According to the United States Census Bureau, Edgefield has a total area of 4.3 square miles (11.1 km2), of which 4.2 square miles (10.8 km2) is land and 0.1 square miles (0.3 km2), or 2.71%, is water.[6]
The story of Edgefield is more than a quarter of a millennium long, reaching back to before the first European settlers arrived, when only Native Americans roamed the forests. At that time the area which later became Edgefield County was a vast wilderness of virgin forests, occasional prairies, great cane brakes, and sparkling rivers and creeks. It was bisected by the fall line, with sandy soils on the southeast side of this line growing primarily pine trees, and rich clay soils on the northwest side growing primarily oak and hickory. Wildlife was abundant with deer and turkey, but also with elk, buffalo (bison), panther, and bear.
The initial settlement of present-day Edgefield County occurred in the quarter century between 1750 and 1775. Some settlers came up from the South Carolina Lowcountry but more poured down "the Great Wagon Road" from the colonies to the north. In this colonial period the economy was primarily a subsistence one, in which the settlers consumed what they raised. Initially there were no courts or law enforcement, but beginning in the mid-1760s, the law-abiding settlers began their struggle to bring law, order, and government to the "backcountry" of South Carolina.
The colonial period was followed by the prolonged conflict with Great Britain which began in 1775. By this time there were many settlers living in present-day Edgefield County and almost all of them were involved, on one side or the other, in the Revolutionary War. Some Edgefieldians were die-hard patriots from the outset, who believed that the American colonies should be free and independent. Others were loyal to the king who had granted them land and provided a home for them in the New World. Still others wanted no part of the conflict but were inevitably drawn into it by partisans on each side. Finally, others were strictly opportunists who switched sides back and forth as they perceived their best interest. The conflict was, in this area, a bitter civil war in which personal vendettas often superseded politics as the cause for fighting. Cousins fought against cousins and neighbors against neighbors. When General Lighthorse Harry Lee later wrote about the Revolution in this area, he stated that "in no part of the South was the war fought with such asperity as in this quarter. It often sank into barbarity."

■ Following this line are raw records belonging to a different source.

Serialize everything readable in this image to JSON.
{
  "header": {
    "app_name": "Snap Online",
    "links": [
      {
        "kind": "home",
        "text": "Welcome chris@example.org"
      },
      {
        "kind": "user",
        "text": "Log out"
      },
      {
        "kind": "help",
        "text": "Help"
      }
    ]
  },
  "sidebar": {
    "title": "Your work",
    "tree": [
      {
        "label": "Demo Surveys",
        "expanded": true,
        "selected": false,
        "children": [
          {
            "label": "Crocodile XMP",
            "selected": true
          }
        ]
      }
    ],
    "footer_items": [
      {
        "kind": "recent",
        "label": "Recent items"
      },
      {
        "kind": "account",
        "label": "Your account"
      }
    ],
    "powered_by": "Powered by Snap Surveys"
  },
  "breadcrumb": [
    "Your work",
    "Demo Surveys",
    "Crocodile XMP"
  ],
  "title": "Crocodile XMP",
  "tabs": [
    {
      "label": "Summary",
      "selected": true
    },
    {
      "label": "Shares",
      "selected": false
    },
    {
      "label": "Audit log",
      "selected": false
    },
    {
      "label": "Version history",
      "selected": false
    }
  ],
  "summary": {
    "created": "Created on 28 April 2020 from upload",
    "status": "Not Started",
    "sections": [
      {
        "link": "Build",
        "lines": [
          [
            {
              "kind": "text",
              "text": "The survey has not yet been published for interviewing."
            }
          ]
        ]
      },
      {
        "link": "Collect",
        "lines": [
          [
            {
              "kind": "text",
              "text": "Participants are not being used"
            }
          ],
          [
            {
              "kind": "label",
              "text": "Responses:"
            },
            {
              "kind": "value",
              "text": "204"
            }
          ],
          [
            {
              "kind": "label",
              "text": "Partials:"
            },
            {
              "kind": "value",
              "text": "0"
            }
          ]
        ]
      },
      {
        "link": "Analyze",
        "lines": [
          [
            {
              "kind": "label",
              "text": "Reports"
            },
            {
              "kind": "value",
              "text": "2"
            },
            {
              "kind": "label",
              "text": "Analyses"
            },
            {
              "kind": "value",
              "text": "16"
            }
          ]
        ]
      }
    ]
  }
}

Following the Revolution, citizens turned their attention to establishing local government and to rebuilding the economy. In 1788 the 96 District was divided into smaller counties. The boundaries of Edgefield County were established at that time and the courthouse site was designated. Although a substantial but unsuccessful effort was made in the late 1780s to bring tobacco to Edgefield County as a money crop, short staple cotton began to assume that role in the late 1790s. For the next two decades the cultivation of cotton spread like wildfire across the county. The rich clay soils of the piedmont proved ideal for growing cotton. African slaves were brought in to provide the labor for cotton cultivation, resulting in a mushrooming of the slave population of Edgefield County. During the first two decades of the 19th century, Edgefield County, like most of piedmont South Carolina, began to experience unprecedented prosperity.
With the construction of the jail and courthouse at the designated county seat beginning in 1785, a village began to grow up around the public buildings: first houses for the public officials, then a tavern, then a store, gradually other houses, and then other stores. By 1811 a school was established, then several churches and more houses. By 1826 South Carolina architect Robert Mills could describe Edgefield Courthouse village as "a neat little village ... [with] between forty and fifty [houses]. The buildings are neat, commodious, and generally painted . ... The population is estimated at 300."

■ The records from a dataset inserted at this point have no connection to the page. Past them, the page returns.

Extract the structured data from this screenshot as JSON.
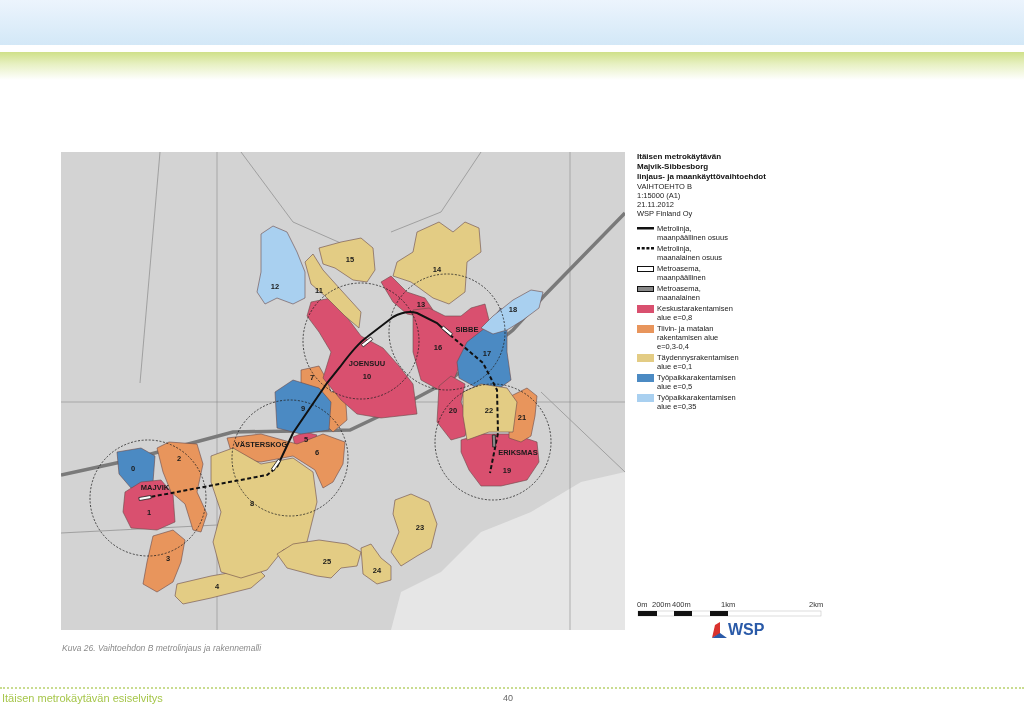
{
  "map": {
    "zones": [
      {
        "label": "0",
        "color": "#4b8ac3"
      },
      {
        "label": "1",
        "color": "#d9506f"
      },
      {
        "label": "2",
        "color": "#e8955c"
      },
      {
        "label": "3",
        "color": "#e8955c"
      },
      {
        "label": "4",
        "color": "#e3cc84"
      },
      {
        "label": "5",
        "color": "#d9506f"
      },
      {
        "label": "6",
        "color": "#e8955c"
      },
      {
        "label": "7",
        "color": "#e8955c"
      },
      {
        "label": "8",
        "color": "#e3cc84"
      },
      {
        "label": "9",
        "color": "#4b8ac3"
      },
      {
        "label": "10",
        "color": "#d9506f"
      },
      {
        "label": "11",
        "color": "#e3cc84"
      },
      {
        "label": "12",
        "color": "#a9d0f0"
      },
      {
        "label": "13",
        "color": "#d9506f"
      },
      {
        "label": "14",
        "color": "#e3cc84"
      },
      {
        "label": "15",
        "color": "#e3cc84"
      },
      {
        "label": "16",
        "color": "#d9506f"
      },
      {
        "label": "17",
        "color": "#4b8ac3"
      },
      {
        "label": "18",
        "color": "#a9d0f0"
      },
      {
        "label": "19",
        "color": "#d9506f"
      },
      {
        "label": "20",
        "color": "#d9506f"
      },
      {
        "label": "21",
        "color": "#e8955c"
      },
      {
        "label": "22",
        "color": "#e3cc84"
      },
      {
        "label": "23",
        "color": "#e3cc84"
      },
      {
        "label": "24",
        "color": "#e3cc84"
      },
      {
        "label": "25",
        "color": "#e3cc84"
      }
    ],
    "stations": [
      {
        "label": "MAJVIK",
        "kind": "surface"
      },
      {
        "label": "VÄSTERSKOG",
        "kind": "surface"
      },
      {
        "label": "JOENSUU",
        "kind": "surface"
      },
      {
        "label": "SIBBE",
        "kind": "surface"
      },
      {
        "label": "ERIKSMAS",
        "kind": "underground"
      }
    ]
  },
  "legend": {
    "title_lines": [
      "Itäisen metrokäytävän",
      "Majvik-Sibbesborg",
      "linjaus- ja maankäyttövaihtoehdot"
    ],
    "info_lines": [
      "VAIHTOEHTO B",
      "1:15000 (A1)",
      "21.11.2012",
      "WSP Finland Oy"
    ],
    "items": [
      {
        "kind": "solid-line",
        "lines": [
          "Metrolinja,",
          "maanpäällinen osuus"
        ]
      },
      {
        "kind": "dashed-line",
        "lines": [
          "Metrolinja,",
          "maanalainen osuus"
        ]
      },
      {
        "kind": "open-station",
        "lines": [
          "Metroasema,",
          "maanpäällinen"
        ]
      },
      {
        "kind": "filled-station",
        "lines": [
          "Metroasema,",
          "maanalainen"
        ]
      },
      {
        "kind": "swatch",
        "color": "#d9506f",
        "lines": [
          "Keskustarakentamisen",
          "alue e=0,8"
        ]
      },
      {
        "kind": "swatch",
        "color": "#e8955c",
        "lines": [
          "Tiivin- ja matalan",
          "rakentamisen alue",
          "e=0,3-0,4"
        ]
      },
      {
        "kind": "swatch",
        "color": "#e3cc84",
        "lines": [
          "Täydennysrakentamisen",
          "alue e=0,1"
        ]
      },
      {
        "kind": "swatch",
        "color": "#4b8ac3",
        "lines": [
          "Työpaikkarakentamisen",
          "alue e=0,5"
        ]
      },
      {
        "kind": "swatch",
        "color": "#a9d0f0",
        "lines": [
          "Työpaikkarakentamisen",
          "alue e=0,35"
        ]
      }
    ]
  },
  "scale_bar": {
    "labels": [
      "0m",
      "200m",
      "400m",
      "1km",
      "2km"
    ]
  },
  "logo": {
    "text": "WSP"
  },
  "caption": "Kuva 26. Vaihtoehdon B metrolinjaus ja rakennemalli",
  "footer": {
    "title": "Itäisen metrokäytävän esiselvitys",
    "page": "40"
  }
}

In the antebellum era, Edgefield was not the market town of the District. In the Plantation economy, the plantation owners took their cotton to market in Augusta or Hamburg and bought the majority of their supplies from merchants in those market towns. The merchants of Edgefield Courthouse village primarily filled in the needs of the planters between trips to the larger market towns.
During the first several decades of the 19th century, Edgefield, being the courthouse village of a large and prosperous district, began to develop its reputation as a center of law and politics. A number of the sons of the wealthy cotton planters and other ambitious young men, after attending elite schools and colleges across the nation, came to Edgefield to practice law and engage in politics. Many of these young lawyers and politicians also maintained large plantations out in the District. These budding leaders built substantial houses in town and created a social atmosphere which attracted more similarly-situated young men.
The social prestige of being a planter with broad acres and many slaves, and dabbling in law and politics, caused many ambitious young Edgefieldians in the antebellum period to develop a self-confidence, an overdeveloped sense of honor, and an aristocratic worldview which did not always serve them well. One result of this was a widespread devotion to the Code Duello, which resulted in a number of Edgefield's best and brightest becoming involved in tragic duels. Another result was a sense of invincibility, which caused many to approach war with a cavalier attitude and to focus on the glories of victory rather than on the horrors of death and defeat. These young men also accepted violence, which had been a common occurrence in Edgefield from its earliest days, as an inevitable part of life, and in some cases even glorified it. Edgefield had a "violent reputation".[8] "Since before Edgefield was officially a town, it has been known for violence and scandal."[9]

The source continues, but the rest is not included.